Procès du commandant du pétrolier Boracay : enjeux et implications internationales

Le 23 février 2025, le tribunal correctionnel de Brest a ouvert le procès de Chen Zhangjie, le commandant chinois du pétrolier Boracay, un navire de la flotte fantôme russe. Ce dernier, arraisonné par la France en septembre 2025, est jugé en son absence, alors qu’il se trouve actuellement en mer.

EN BREF

  • Le commandant Chen Zhangjie est jugé pour avoir refusé l’inspection de son navire par la marine française.
  • Le Boracay, suspecté d’activités illégales, est lié à des incidents de survol de drones en Europe.
  • Chen risque jusqu’à un an de prison et 150.000 euros d’amende, son avocat conteste la compétence du tribunal.
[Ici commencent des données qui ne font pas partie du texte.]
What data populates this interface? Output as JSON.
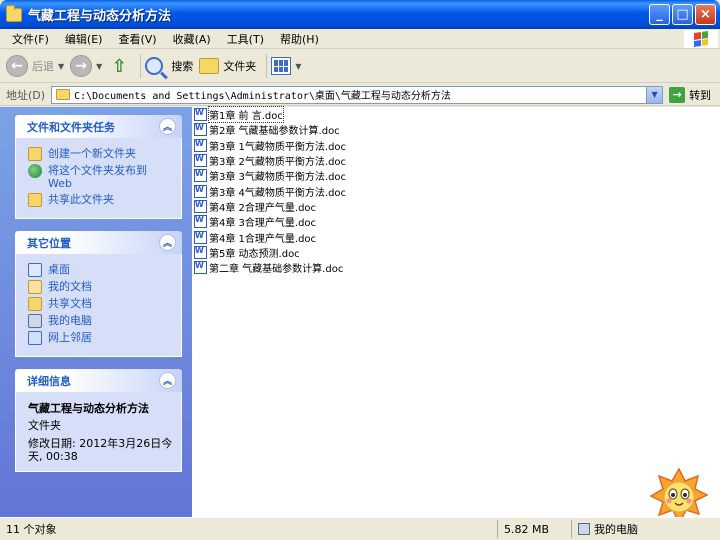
{
  "window": {
    "title": "气藏工程与动态分析方法",
    "buttons": {
      "minimize": "_",
      "maximize": "□",
      "close": "×"
    }
  },
  "menubar": {
    "items": [
      "文件(F)",
      "编辑(E)",
      "查看(V)",
      "收藏(A)",
      "工具(T)",
      "帮助(H)"
    ]
  },
  "toolbar": {
    "back": "后退",
    "search": "搜索",
    "folders": "文件夹"
  },
  "address": {
    "label": "地址(D)",
    "path": "C:\\Documents and Settings\\Administrator\\桌面\\气藏工程与动态分析方法",
    "go": "转到"
  },
  "tasks": {
    "title": "文件和文件夹任务",
    "items": [
      "创建一个新文件夹",
      "将这个文件夹发布到 Web",
      "共享此文件夹"
    ]
  },
  "places": {
    "title": "其它位置",
    "items": [
      "桌面",
      "我的文档",
      "共享文档",
      "我的电脑",
      "网上邻居"
    ]
  },
  "details": {
    "title": "详细信息",
    "name": "气藏工程与动态分析方法",
    "type": "文件夹",
    "modified": "修改日期: 2012年3月26日今天, 00:38"
  },
  "files": [
    "第1章  前 言.doc",
    "第2章 气藏基础参数计算.doc",
    "第3章  1气藏物质平衡方法.doc",
    "第3章  2气藏物质平衡方法.doc",
    "第3章  3气藏物质平衡方法.doc",
    "第3章  4气藏物质平衡方法.doc",
    "第4章 2合理产气量.doc",
    "第4章 3合理产气量.doc",
    "第4章  1合理产气量.doc",
    "第5章 动态预测.doc",
    "第二章 气藏基础参数计算.doc"
  ],
  "status": {
    "count": "11 个对象",
    "size": "5.82 MB",
    "zone": "我的电脑"
  },
  "colors": {
    "titlebar": "#0058e6",
    "taskpane": "#6f8fe0",
    "link": "#215dc6"
  }
}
Le Boracay, qui mesure 244 mètres de long, a été intercepté le 27 septembre 2025 alors qu’il naviguait dans les eaux internationales au large de l’île d’Ouessant. La marine française a voulu procéder à une inspection, mais le commandant a refusé d’obtempérer. Cette situation fait partie d’une série d’événements qui soulèvent des questions sur la sécurité maritime et le respect des lois internationales.

Les autorités françaises suspectent le Boracay d’être impliqué dans des survols de drones qui ont récemment perturbé le trafic aérien danois. À bord du navire se trouvaient également deux agents d’une société de sécurité privée russe, le Moran Security Group, dont l’un a des antécédents dans la société Wagner, connue pour ses activités controversées. Selon des sources proches du dossier, ces agents étaient chargés de surveiller l’équipage et de collecter des renseignements.

Me Henri de Richemont, l’avocat de Chen, a déclaré que son client n’avait aucun lien avec la présence de ces agents à bord. Il a souligné que la question de la compétence judiciaire se pose, car les faits se sont déroulés dans des eaux internationales. Selon lui, la Convention des Nations Unies sur le droit de la mer, qui régit de telles situations, stipule que les tribunaux béninois, sous le pavillon d’origine du Boracay, ou chinois, en tant que nationalité du commandant, devraient être compétents pour traiter cette affaire.

Les enjeux de ce procès sont considérables. Le Boracay, qui a repris la mer cinq jours après son arraisonnement, bat désormais pavillon russe et se trouve près du port de Rizhao, en Chine. La flotte fantôme russe, composée de navires opérant sous des pavillons différents, est une stratégie mise en place par Moscou pour contourner les sanctions occidentales sur ses exportations de pétrole.

Ce procès met en lumière non seulement les tensions géopolitiques en cours, mais également la complexité du droit maritime international. Alors que les relations entre la France et la Russie continuent d’être marquées par des différends, cette affaire pourrait avoir des répercussions sur les futures interactions entre les deux pays et sur la manière dont les incidents maritimes sont traités dans le cadre du droit international.

En somme, le procès de Chen Zhangjie soulève des interrogations sur le respect des normes internationales et la gestion des conflits en mer. Alors que le monde maritime devient de plus en plus complexe, les décisions prises dans cette affaire pourraient établir des précédents sur la manière dont les États abordent les violations des lois maritimes.